Neither the family nor their attorney, Mark Haltzman, returned calls this week seeking comment. A listed number for Matsko could not be found.

"We believe that the administrator at Harriton has been unfairly portrayed and unjustly attacked in connection with her attempts to be supportive of a student and his family," the statement on the Lower Merion School District site said. "The district never did and never would use such tactics as a basis for disciplinary action."

A district spokesman declined further comment on the statement Saturday.

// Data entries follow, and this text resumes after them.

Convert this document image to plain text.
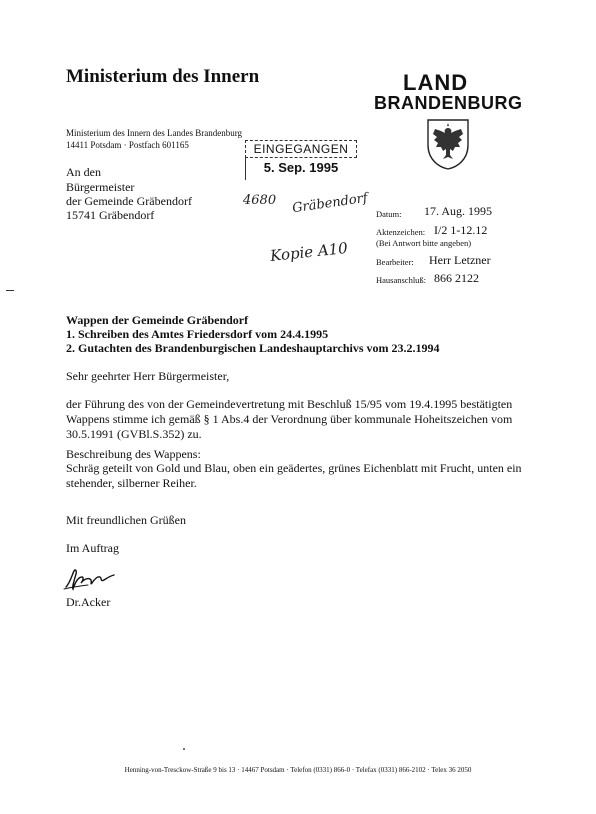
Ministerium des Innern	LAND
BRANDENBURG
Ministerium des Innern des Landes Brandenburg
14411 Potsdam · Postfach 601165	EINGEGANGEN
5. Sep. 1995
An den
Bürgermeister
der Gemeinde Gräbendorf
15741 Gräbendorf
4680 Gräbendorf
Kopie A10
Datum: 17. Aug. 1995
Aktenzeichen: I/2 1-12.12
(Bei Antwort bitte angeben)
Bearbeiter: Herr Letzner
Hausanschluß: 866 2122
Wappen der Gemeinde Gräbendorf
1. Schreiben des Amtes Friedersdorf vom 24.4.1995
2. Gutachten des Brandenburgischen Landeshauptarchivs vom 23.2.1994
Sehr geehrter Herr Bürgermeister,
der Führung des von der Gemeindevertretung mit Beschluß 15/95 vom 19.4.1995 bestätigten Wappens stimme ich gemäß § 1 Abs.4 der Verordnung über kommunale Hoheitszeichen vom 30.5.1991 (GVBl.S.352) zu.
Beschreibung des Wappens:
Schräg geteilt von Gold und Blau, oben ein geädertes, grünes Eichenblatt mit Frucht, unten ein stehender, silberner Reiher.
Mit freundlichen Grüßen
Im Auftrag
Dr.Acker
Henning-von-Tresckow-Straße 9 bis 13 · 14467 Potsdam · Telefon (0331) 866-0 · Telefax (0331) 866-2102 · Telex 36 2050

Lower Merion, an affluent district in Philadelphia's suburbs, issues Apple laptops to all 2,300 students at its two high schools. Only two employees in the technology department, not administrators, were authorized to activate the cameras, which captured still images but not sound, officials said.

"While certain rules for laptop use were spelled out ... there was no explicit notification that the laptop contained the security software," McGinley said. "This notice should have been given, and we regret that was not done."

The district's Web site said 42 activations of the system resulted in the recovery of 18 computers, not 28 as district spokesman Doug Young had said earlier. They reiterated that it was done only to locate lost, stolen or missing laptops.

"The district has not used the tracking feature or webcam for any other purpose or in any other manner whatsoever," the Web site said. The site also noted that there was nothing to prevent students from covering the webcam with tape.

McGinley said the district had hired former federal prosecutor Henry Hockeimer Jr. to review past practices and suggest improvements.

The FBI is looking into whether any federal wiretap or computer-intrusion laws were violated, according to an official who spoke to The Associated Press on condition of anonymity because the official was not authorized to discuss the investigation. Montgomery County District Attorney Risa Vetri Ferman has said she might also investigate.

Andy Derrow, father of a Harriton junior, said he does not believe the district was spying on students. He said he has two other sons who graduated from the school and had substantially benefited from the computer program.

"I don't think there was any ill intent here," he said "I think we all need to take a breath and wait and see what the facts are."